By Jean Christou
A bill to enable and protect whistleblowers is to be submitted to the cabinet shortly, Justice Minister Ionas Nicolaou said on Thursday.
Addressing a conference in Nicosia organised by Transparency International Cyprus titled ‘Speak Up’, Nicolaou , said it was important to empower civil society to help fight corruption.
“The idea of the whistleblower can become a catalyst for this but so far Cyprus has no specific legislation to protect complainants when it comes to transgressions either in the public or private sectors,” the minister said.
“To this end, the ministry of justice and public order has prepared a bill. It will be called the Reporting Acts of Corruption Law, which will be submitted shortly for approval to the cabinet.”
He said the bill provided for the protection of the complainant as long as the person is not using it for personal gain. They must also provide the attorney-general, or where appropriate the competent authority, with information they reasonably believe reveals a corruption offence, or one they believe is about to be committed.
People also need to know the exact procedures to follow, what the protection measures will be in place to they can be more encouraged to report in a way that makes them feel secure.
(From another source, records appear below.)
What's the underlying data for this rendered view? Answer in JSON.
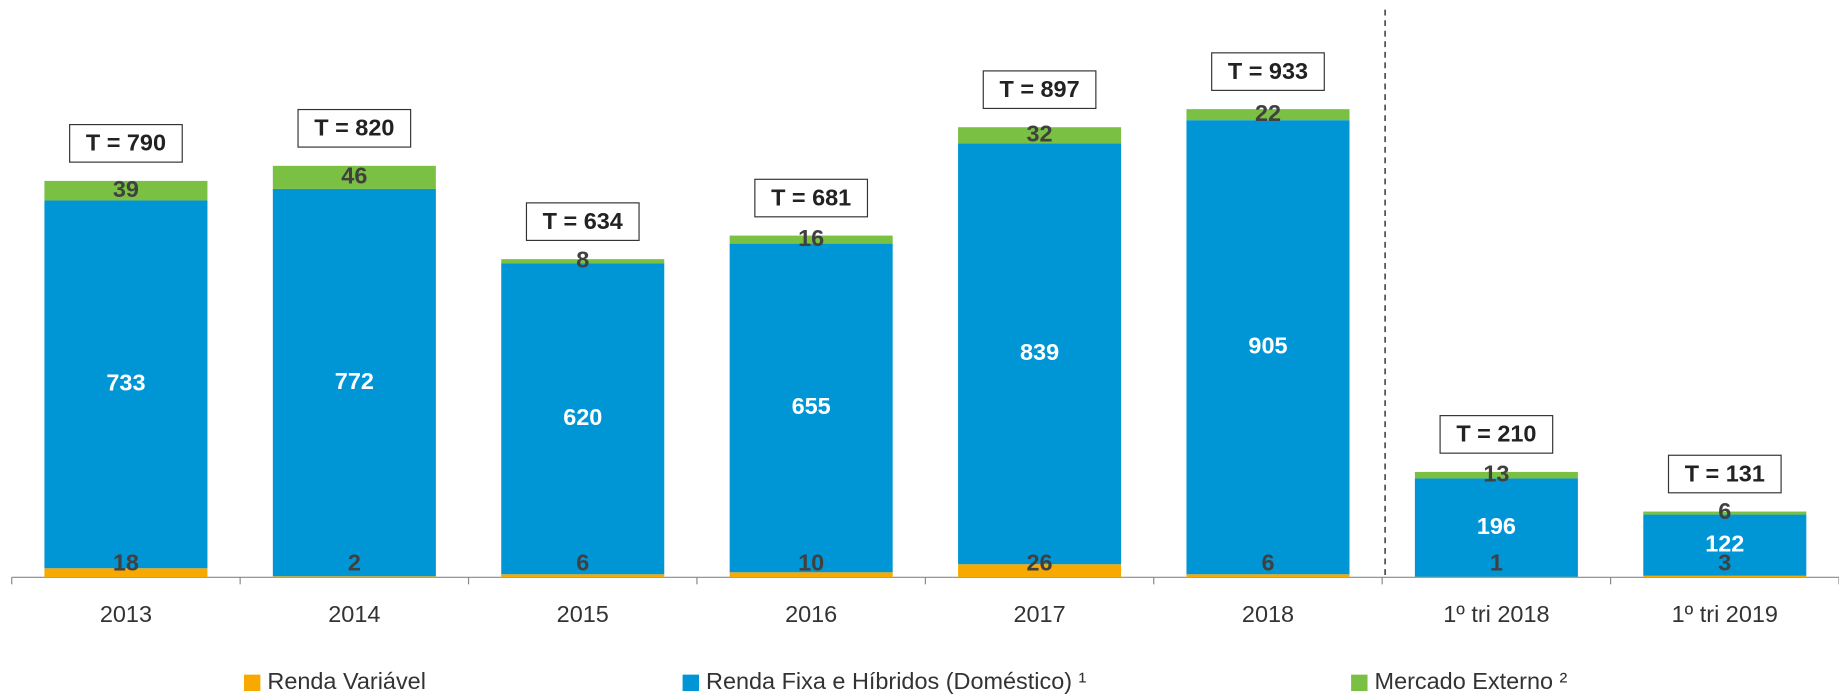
{
  "chart_data": {
    "type": "stacked_bar",
    "categories": [
      "2013",
      "2014",
      "2015",
      "2016",
      "2017",
      "2018",
      "1º tri 2018",
      "1º tri 2019"
    ],
    "series": [
      {
        "name": "Renda Variável",
        "color": "#f7a900",
        "label_color": "#404040",
        "values": [
          18,
          2,
          6,
          10,
          26,
          6,
          1,
          3
        ]
      },
      {
        "name": "Renda Fixa e Híbridos (Doméstico) ¹",
        "color": "#0096d6",
        "label_color": "#ffffff",
        "values": [
          733,
          772,
          620,
          655,
          839,
          905,
          196,
          122
        ]
      },
      {
        "name": "Mercado Externo ²",
        "color": "#7ac143",
        "label_color": "#404040",
        "values": [
          39,
          46,
          8,
          16,
          32,
          22,
          13,
          6
        ]
      }
    ],
    "totals": {
      "values": [
        790,
        820,
        634,
        681,
        897,
        933,
        210,
        131
      ],
      "value_labels": [
        "T = 790",
        "T = 820",
        "T = 634",
        "T = 681",
        "T = 897",
        "T = 933",
        "T = 210",
        "T = 131"
      ]
    },
    "ylim": [
      0,
      1150
    ],
    "legend": "bottom"
  }
}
“Corruption is a problem for everyone. Zero tolerance is required as is a collective response, which means changing our culture,” said Nicolaou.
“The state has a duty to encourage the disclosure of information about a corrupt, illegal or harmful practices in any institution in the public or private sector as it threatens the public interest,” he added.
He said police had already established a monitoring-corruption group, in cooperation with the Unit for Combating Money Laundering (MOKAS).
Nicolaou also congratulated Transparency, saying the organisation’s goal and the government’s one was a common one.
In addition to the whistleblower legislation, the government, he said was working on a comprehensive national strategy to combat corruption to cover both prevention and cure.
A committee under the coordination of the ministry of justice for the preparation of the national strategy had been formed, he added.
This will focus on prevention, education, awareness, enforcement, compliance and accountability.
“It is certain that corruption, whatever form it takes, endangers democracy, undermines good governance, negatively affects economic development, and reduces the effectiveness and development of the state,” Nicolaou said.
“The damage caused is not only in the form of economic costs but it has wider negative effects such as significant undermining of public confidence towards the institutions and the state, and to any notion of democracy.”